Conducted between July 2013 and February 2014, the research on media integrity was an attempt to address obstacles to a democratic development of media systems in the countries of South East Europe by mapping patterns of corrupt relations and practices in media policy development, media ownership and financing, public service broadcasting, and journalism as a profession. It has introduced the concept of media integrity to denote public service values in media and journalism. Five countries were covered by the research presented in the book: Albania, Bosnia and Herzegovina, Croatia, Macedonia and Serbia.
The book and the project South East European Media Observatory build on the legacy of previous research and advocacy actions of the regional network SEENPM and the Peace Institute, especially the 2003/2004 research and book on media ownership and its impact on media independence and pluralism. In fact, the present media integrity research has been an elaboration of the situation “ten years after”.

Following the release of “Media Integrity Matters” title that includes research reports, more than 100 journalists, media experts and media policy officials from the countries of South East Europe as well as representatives of European and international organisations and media met in Tirana to discuss the research findings at the central regional conference of the South East European Media Observatory. Held on 12-13 June 2014, the conference “Media and journalism in SEE– Captured by particular interests or turning to serve the public?” was also the occasion to reflect the potential of the media integrity concept to explore and better understand the situation with media systems in the region, and to address the obstacles for their democratic development. “The media integrity concept can be a living and evolving one.

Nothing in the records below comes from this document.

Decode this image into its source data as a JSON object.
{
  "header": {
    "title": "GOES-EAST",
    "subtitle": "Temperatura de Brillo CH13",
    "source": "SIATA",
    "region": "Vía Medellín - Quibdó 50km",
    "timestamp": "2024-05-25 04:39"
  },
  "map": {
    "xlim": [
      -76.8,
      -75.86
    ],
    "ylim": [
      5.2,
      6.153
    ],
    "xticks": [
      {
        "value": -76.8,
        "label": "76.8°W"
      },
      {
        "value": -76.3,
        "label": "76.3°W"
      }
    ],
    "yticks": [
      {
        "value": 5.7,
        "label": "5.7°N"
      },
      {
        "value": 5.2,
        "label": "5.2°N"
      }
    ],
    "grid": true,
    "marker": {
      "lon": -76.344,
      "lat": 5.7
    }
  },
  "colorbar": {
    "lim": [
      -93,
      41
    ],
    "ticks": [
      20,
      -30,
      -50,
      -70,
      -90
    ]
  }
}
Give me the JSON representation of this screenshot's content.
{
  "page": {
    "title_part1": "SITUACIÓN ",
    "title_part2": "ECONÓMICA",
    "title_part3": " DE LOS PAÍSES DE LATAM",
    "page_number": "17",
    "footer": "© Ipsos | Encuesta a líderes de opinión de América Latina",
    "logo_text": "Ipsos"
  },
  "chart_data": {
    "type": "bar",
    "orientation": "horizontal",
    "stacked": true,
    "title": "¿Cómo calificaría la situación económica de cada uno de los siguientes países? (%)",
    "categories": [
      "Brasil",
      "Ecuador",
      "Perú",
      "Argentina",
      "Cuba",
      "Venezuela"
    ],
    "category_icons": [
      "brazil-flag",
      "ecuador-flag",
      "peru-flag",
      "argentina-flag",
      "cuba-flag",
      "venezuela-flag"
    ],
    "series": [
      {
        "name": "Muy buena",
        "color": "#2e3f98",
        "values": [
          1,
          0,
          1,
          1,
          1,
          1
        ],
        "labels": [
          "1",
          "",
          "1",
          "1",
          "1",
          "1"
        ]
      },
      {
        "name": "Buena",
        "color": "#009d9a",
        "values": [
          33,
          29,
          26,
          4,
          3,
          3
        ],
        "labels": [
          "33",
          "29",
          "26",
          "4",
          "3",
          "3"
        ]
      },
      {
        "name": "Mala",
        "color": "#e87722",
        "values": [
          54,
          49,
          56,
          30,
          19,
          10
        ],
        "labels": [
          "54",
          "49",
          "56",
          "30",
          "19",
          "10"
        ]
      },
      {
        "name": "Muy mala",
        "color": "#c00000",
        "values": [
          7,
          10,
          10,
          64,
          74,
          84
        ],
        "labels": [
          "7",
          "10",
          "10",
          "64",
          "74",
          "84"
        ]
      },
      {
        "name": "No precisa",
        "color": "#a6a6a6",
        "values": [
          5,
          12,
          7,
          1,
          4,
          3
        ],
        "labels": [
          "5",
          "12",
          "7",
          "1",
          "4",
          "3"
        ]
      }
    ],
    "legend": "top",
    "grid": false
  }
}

In using this valuable framework, however, we should avoid the pessimistic path of simply mapping deficits against high ideals. The real deal should be examining trends over time, to measure evolving strengths, and to celebrate when the glass is filling up, rather than emptying,” said Guy Berger, Director of the Division of Freedom of Expression and Media Development, UNESCO.


The research findings and recommendations continue to inspire policy debates and advocacy actions on national and regional level, and will be on the initiative of MEP Tanja Fajon presented to the Members of the European Parliament and other European policy makers on 18 November 2014 in Brussels.